Blockchain Comes to Asset-Backed Debt With First Bonds in Sight

Bonds backed by car loans and mortgages are the latest corner of finance poised to adopt technology commonly used for cryptocurrencies like Bitcoin.

Securitization specialists at law firms including Morgan, Lewis & Bockius LLP and DLA Piper say the first blockchain-based transactions could come as early as this year. Both companies are sending partners to discuss the role of so-called blockchain in a panel discussion on the issue at the annual Global ABS conference in Barcelona on Wednesday.

“There’s a lot of hype about blockchain, but I am working on actual deals right now,” said Matthew Duncan, a partner and head of Morgan, Lewis & Bockius’s London-based securitization practice, who expects to see the first blockchain securitization by mid-2019. “Securitization will change fundamentally.”

Blockchain was designed to keep a digital ledger of information and may be suitable for ABS market where notes are typically backed by thousands of individual loans, involving reams of data and multiple intermediaries. Its enthusiasts say every part of a securitization’s life-cycle, from originating loans to structuring a deal and selling notes to investors, can be improved by the technology.
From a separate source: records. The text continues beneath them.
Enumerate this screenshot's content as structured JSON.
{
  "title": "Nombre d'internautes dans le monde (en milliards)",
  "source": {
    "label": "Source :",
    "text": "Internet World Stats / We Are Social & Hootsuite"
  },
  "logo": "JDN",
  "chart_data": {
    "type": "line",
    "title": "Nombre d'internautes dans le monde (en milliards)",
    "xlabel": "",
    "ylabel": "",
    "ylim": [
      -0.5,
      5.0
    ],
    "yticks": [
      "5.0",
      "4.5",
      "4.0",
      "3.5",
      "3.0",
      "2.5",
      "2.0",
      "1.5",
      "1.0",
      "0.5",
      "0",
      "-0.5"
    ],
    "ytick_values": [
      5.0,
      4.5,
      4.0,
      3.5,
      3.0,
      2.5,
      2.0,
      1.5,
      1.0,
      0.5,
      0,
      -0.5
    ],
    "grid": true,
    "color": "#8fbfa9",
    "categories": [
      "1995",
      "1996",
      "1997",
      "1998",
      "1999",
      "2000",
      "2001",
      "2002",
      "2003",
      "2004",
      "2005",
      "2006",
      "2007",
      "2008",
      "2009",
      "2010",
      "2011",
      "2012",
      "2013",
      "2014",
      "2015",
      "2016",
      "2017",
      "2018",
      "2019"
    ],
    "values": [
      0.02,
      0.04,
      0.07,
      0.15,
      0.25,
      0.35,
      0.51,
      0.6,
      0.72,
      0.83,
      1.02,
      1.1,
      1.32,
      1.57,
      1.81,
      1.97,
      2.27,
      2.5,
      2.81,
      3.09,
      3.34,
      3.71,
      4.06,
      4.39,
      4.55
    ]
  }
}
The technology may prove to be a “game changer” for capital markets, making it easier for securities to be issued and traded more efficiently, said Nicholas Curmi, who heads the securitization practice at Maltese law firm GANADO Advocates and is also speaking on the blockchain panel in Barcelona. It’s also under scrutiny by participants in other branches of finance, including leveraged loans and bank bonds.

Putting transaction data on a blockchain will increase its reliability, reduce the need for reconciliation and increase the speed with which the information is transmitted to the market, according to Eli Stern, New York-based principal in EY’s structured finance practice and a fourth speaker on the panel.
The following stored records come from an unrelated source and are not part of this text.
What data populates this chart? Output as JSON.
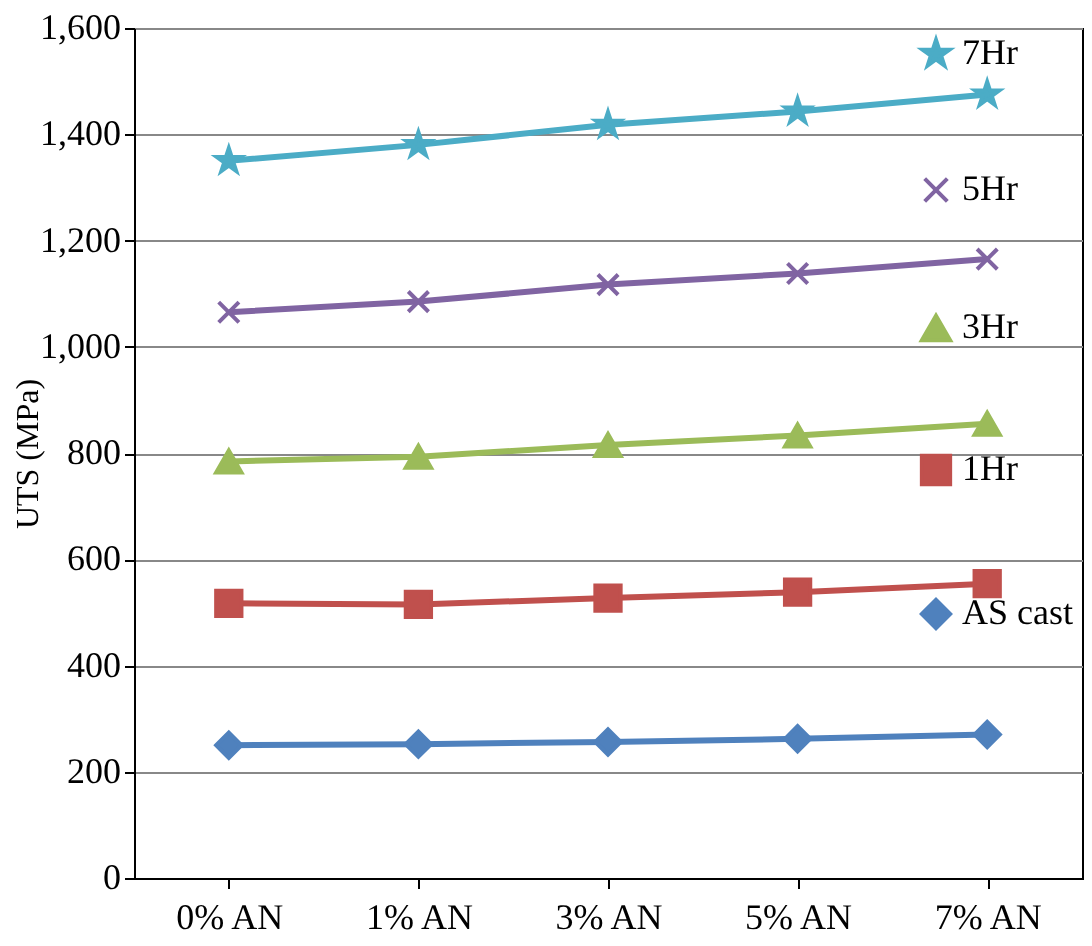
{
  "chart_data": {
    "type": "line",
    "ylabel": "UTS (MPa)",
    "categories": [
      "0% AN",
      "1% AN",
      "3% AN",
      "5% AN",
      "7% AN"
    ],
    "series": [
      {
        "name": "7Hr",
        "color": "#4bacc6",
        "marker": "star",
        "values": [
          1350,
          1380,
          1418,
          1443,
          1475
        ]
      },
      {
        "name": "5Hr",
        "color": "#8064a2",
        "marker": "cross",
        "values": [
          1065,
          1085,
          1117,
          1138,
          1165
        ]
      },
      {
        "name": "3Hr",
        "color": "#9bbb59",
        "marker": "triangle",
        "values": [
          784,
          793,
          815,
          833,
          855
        ]
      },
      {
        "name": "1Hr",
        "color": "#c0504d",
        "marker": "square",
        "values": [
          517,
          515,
          527,
          538,
          554
        ]
      },
      {
        "name": "AS cast",
        "color": "#4f81bd",
        "marker": "diamond",
        "values": [
          250,
          252,
          256,
          262,
          270
        ]
      }
    ],
    "ylim": [
      0,
      1600
    ],
    "yticks": [
      0,
      200,
      400,
      600,
      800,
      {
        "value": 1000,
        "label": "1,000"
      },
      {
        "value": 1200,
        "label": "1,200"
      },
      {
        "value": 1400,
        "label": "1,400"
      },
      {
        "value": 1600,
        "label": "1,600"
      }
    ],
    "grid": "y",
    "legend": "top right"
  }
}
And in a market where investors typically rely on quarterly updates to assess changes in underlying collateral performance, blockchain will increase transparency, said Duncan.

But while shaking up securitizations may reduce costs and improve efficiency, questions remain over how willing buyers and sellers of the debt will be to engage with the technology, said Martin Bartlam, partner and head of international finance at DLA Piper. Bartlam expects the first blockchain-based securitization will be issued this year.

“It’s hard to say how long it will take before blockchain is embraced widely by originators, not because of any question about the working of the technology but because the hardest thing in bringing about change is always the length of time it takes people to adapt,” he said. “Two or three years ago if you talked to banks about blockchain in loan settlement they were very skeptical, but now they are all working on blockchain projects.”